The Demand for New Antibiotics: Antimicrobial Peptides, Nanoparticles, and Combinatorial Therapies as Future Strategies in Antibacterial Agent Design

Abstract

The inappropriate use of antibiotics and an inadequate control of infections have led to the emergence of resistant strains which represent a major threat to public health and the global economy. Therefore, research and development of a new generation of antimicrobials to mitigate the spread of antibiotic resistance has become imperative. Current research and technology developments have promoted the improvement of antimicrobial agents that can selectively interact with a target site (e.g., a gene or a cellular process) or a specific pathogen. Antimicrobial peptides and metal nanoparticles exemplify a novel approach to treat infectious diseases. Nonetheless, combinatorial treatments have been recently considered as an excellent platform to design and develop the next generation of antibacterial agents. The combination of different drugs offers many advantages over their use as individual chemical moieties; these include a reduction in dosage of the individual drugs, fewer side effects compared to the monotherapy, reduced risk for the development of drug resistance, a better combined response compared to the effect of the individual drugs (synergistic effects), wide-spectrum antibacterial action, and the ability to attack simultaneously multiple target sites, in many occasions leading to an increased antibacterial effect. The selection of the appropriate combinatorial treatment is critical for the successful treatment of infections. Therefore, the design of combinatorial treatments provides a pathway to develop antimicrobial therapeutics with broad-spectrum antibacterial action, bactericidal instead of bacteriostatic mechanisms of action, and better efficacy against multidrug-resistant bacteria.

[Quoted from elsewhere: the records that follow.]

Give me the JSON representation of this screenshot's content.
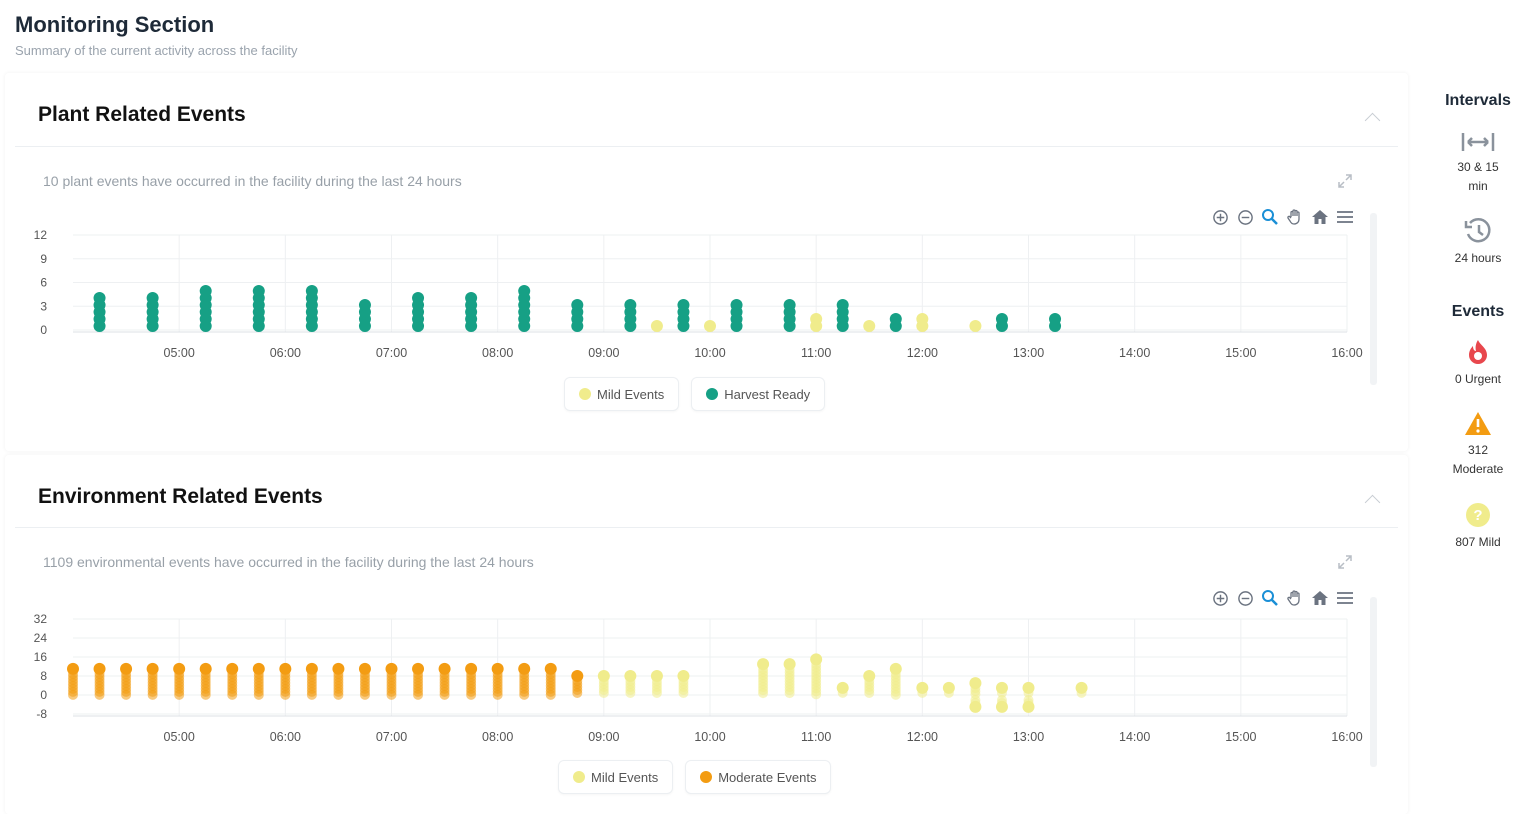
{
  "page": {
    "title": "Monitoring Section",
    "subtitle": "Summary of the current activity across the facility"
  },
  "plant": {
    "title": "Plant Related Events",
    "summary": "10 plant events have occurred in the facility during the last 24 hours",
    "legend": [
      "Mild Events",
      "Harvest Ready"
    ]
  },
  "environment": {
    "title": "Environment Related Events",
    "summary": "1109 environmental events have occurred in the facility during the last 24 hours",
    "legend": [
      "Mild Events",
      "Moderate Events"
    ]
  },
  "toolbar_icons": [
    "zoom-in-icon",
    "zoom-out-icon",
    "magnifier-icon",
    "pan-hand-icon",
    "home-icon",
    "menu-icon"
  ],
  "sidebar": {
    "intervals_heading": "Intervals",
    "interval_items": [
      {
        "icon": "fit-width-icon",
        "label_line1": "30 & 15",
        "label_line2": "min"
      },
      {
        "icon": "history-icon",
        "label_line1": "24 hours",
        "label_line2": ""
      }
    ],
    "events_heading": "Events",
    "event_items": [
      {
        "icon": "fire-icon",
        "label_line1": "0 Urgent",
        "label_line2": "",
        "color": "#e8474d"
      },
      {
        "icon": "warning-icon",
        "label_line1": "312",
        "label_line2": "Moderate",
        "color": "#f39c12"
      },
      {
        "icon": "question-icon",
        "label_line1": "807 Mild",
        "label_line2": "",
        "color": "#f0ec8c"
      }
    ]
  },
  "colors": {
    "mild": "#f0ec8c",
    "harvest": "#16a085",
    "moderate": "#f39c12"
  },
  "chart_data": [
    {
      "type": "scatter",
      "title": "Plant Related Events",
      "x_ticks": [
        "05:00",
        "06:00",
        "07:00",
        "08:00",
        "09:00",
        "10:00",
        "11:00",
        "12:00",
        "13:00",
        "14:00",
        "15:00",
        "16:00"
      ],
      "y_ticks": [
        0,
        3,
        6,
        9,
        12
      ],
      "ylim": [
        0,
        12
      ],
      "xlim": [
        "04:00",
        "16:00"
      ],
      "grid": true,
      "legend_position": "bottom",
      "series": [
        {
          "name": "Harvest Ready",
          "color": "#16a085",
          "points": [
            {
              "x": "04:15",
              "count": 5
            },
            {
              "x": "04:45",
              "count": 5
            },
            {
              "x": "05:15",
              "count": 6
            },
            {
              "x": "05:45",
              "count": 6
            },
            {
              "x": "06:15",
              "count": 6
            },
            {
              "x": "06:45",
              "count": 4
            },
            {
              "x": "07:15",
              "count": 5
            },
            {
              "x": "07:45",
              "count": 5
            },
            {
              "x": "08:15",
              "count": 6
            },
            {
              "x": "08:45",
              "count": 4
            },
            {
              "x": "09:15",
              "count": 4
            },
            {
              "x": "09:45",
              "count": 4
            },
            {
              "x": "10:15",
              "count": 4
            },
            {
              "x": "10:45",
              "count": 4
            },
            {
              "x": "11:15",
              "count": 4
            },
            {
              "x": "11:45",
              "count": 2
            },
            {
              "x": "12:45",
              "count": 2
            },
            {
              "x": "13:15",
              "count": 2
            }
          ]
        },
        {
          "name": "Mild Events",
          "color": "#f0ec8c",
          "points": [
            {
              "x": "09:30",
              "count": 1
            },
            {
              "x": "10:00",
              "count": 1
            },
            {
              "x": "11:00",
              "count": 2
            },
            {
              "x": "11:30",
              "count": 1
            },
            {
              "x": "12:00",
              "count": 2
            },
            {
              "x": "12:30",
              "count": 1
            }
          ]
        }
      ]
    },
    {
      "type": "scatter",
      "title": "Environment Related Events",
      "x_ticks": [
        "05:00",
        "06:00",
        "07:00",
        "08:00",
        "09:00",
        "10:00",
        "11:00",
        "12:00",
        "13:00",
        "14:00",
        "15:00",
        "16:00"
      ],
      "y_ticks": [
        32,
        24,
        16,
        8,
        0,
        -8
      ],
      "ylim": [
        -8,
        32
      ],
      "xlim": [
        "04:00",
        "16:00"
      ],
      "grid": true,
      "legend_position": "bottom",
      "series": [
        {
          "name": "Moderate Events",
          "color": "#f39c12",
          "points": [
            {
              "x": "04:00",
              "y": 11
            },
            {
              "x": "04:15",
              "y": 11
            },
            {
              "x": "04:30",
              "y": 11
            },
            {
              "x": "04:45",
              "y": 11
            },
            {
              "x": "05:00",
              "y": 11
            },
            {
              "x": "05:15",
              "y": 11
            },
            {
              "x": "05:30",
              "y": 11
            },
            {
              "x": "05:45",
              "y": 11
            },
            {
              "x": "06:00",
              "y": 11
            },
            {
              "x": "06:15",
              "y": 11
            },
            {
              "x": "06:30",
              "y": 11
            },
            {
              "x": "06:45",
              "y": 11
            },
            {
              "x": "07:00",
              "y": 11
            },
            {
              "x": "07:15",
              "y": 11
            },
            {
              "x": "07:30",
              "y": 11
            },
            {
              "x": "07:45",
              "y": 11
            },
            {
              "x": "08:00",
              "y": 11
            },
            {
              "x": "08:15",
              "y": 11
            },
            {
              "x": "08:30",
              "y": 11
            },
            {
              "x": "08:45",
              "y": 8
            }
          ]
        },
        {
          "name": "Mild Events",
          "color": "#f0ec8c",
          "points": [
            {
              "x": "09:00",
              "y": 8
            },
            {
              "x": "09:15",
              "y": 8
            },
            {
              "x": "09:30",
              "y": 8
            },
            {
              "x": "09:45",
              "y": 8
            },
            {
              "x": "10:30",
              "y": 13
            },
            {
              "x": "10:45",
              "y": 13
            },
            {
              "x": "11:00",
              "y": 15
            },
            {
              "x": "11:15",
              "y": 3
            },
            {
              "x": "11:30",
              "y": 8
            },
            {
              "x": "11:45",
              "y": 11
            },
            {
              "x": "12:00",
              "y": 3
            },
            {
              "x": "12:15",
              "y": 3
            },
            {
              "x": "12:30",
              "y": 5
            },
            {
              "x": "12:30",
              "y": -5
            },
            {
              "x": "12:45",
              "y": 3
            },
            {
              "x": "12:45",
              "y": -5
            },
            {
              "x": "13:00",
              "y": 3
            },
            {
              "x": "13:00",
              "y": -5
            },
            {
              "x": "13:30",
              "y": 3
            }
          ]
        }
      ]
    }
  ]
}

Keywords: ESKAPE; MDR; XDR; antimicrobial peptides; combinatorial treatments; metal nanoparticles.

FIGURE 1

Mechanism of antimicrobial action in bacteria: (A) General mechanisms of action of antimicrobial peptides (AMPs). AMPs act through different mechanisms (Le et al., 2017) such as 1. Alteration in membrane integrity via electrostatic interaction with negatively charged cell membranes which kill cells, 2. Inhibition of DNA synthesis by (i) cross-linking with single- or double-stranded DNA, (ii) prevention of the DNA relaxation by inactivation of DNA topoisomerase I, and (iii) blocking of DNA replication by trapping the gyrase-DNA complex; and protein synthesis by (i) inhibition of protein translation by targeting the ribosomes, (ii) interrupting the protein-folding pathway, and (iii) rapid proteolytic activity causing the degradation of some DNA replication-associated proteins, leading to secondary inhibition of DNA synthesis, 3. Inhibition of bacterial cell wall formation by alteration of the alternating amino sugars in linear form that cross-link via peptide bridges to form the peptidoglycan layer, and 4. Inhibition of metabolic pathways by alteration of nucleic acid metabolism, including nucleotide transport and metabolism, nucleobase, nucleoside, and nucleotide interconversion. (B) Mechanisms for antimicrobial action of metal nanoparticles (MNPs). MNPs act via the following (Shaikh et al., 2019). 1. MNPs disturb cell membrane permeability by interfering with metabolic pathways and inducing changes in membrane shape and function. 2. When MNPs are in solution, metal ions are released in the environment surrounding. Metal ions generate reactive oxygen species (e.g., oxygen ions and hydroxyl radicals) and induce oxidative stress in bacteria. Oxidative stress is a key contributor in altering the bacterial membrane permeability and thus can damage cell membranes. Also, metal ions may cause cell structural changes and aberrant enzyme activities, which perturb normal physiological processes. 3. Interaction with sulfur- and phosphorous-containing compounds such as DNA, which prevent DNA from unwinding and transcription.

FIGURE 2

Antimicrobial treatment strategies: (A) disadvantages of using single drugs and (B) advantages of using combinatorial treatments. The advantage of using combinatorial treatments of synergistic drug pairs provides the opportunity to lower the dosage of the individual agents, thereby reducing toxicity while maintaining the wanted effect on bacteria. Moreover, a synergistic response can occur because of complementary drug action (multiple targets sites on the same protein or pathway are hit; Pemovska et al., 2018). By combining two drugs that achieve the same effect through different mechanisms of action, the development of resistance to a single drug in the combination may be less likely to occur, and when it does occur, it may have a lower impact on the therapeutic outcome (Pirrone et al., 2011). Finally, the use of more than one agent broadens the antibacterial spectrum of the empirical therapy and thus ensures that at least one agent will cover the infecting organism (Gurjar et al., 2014).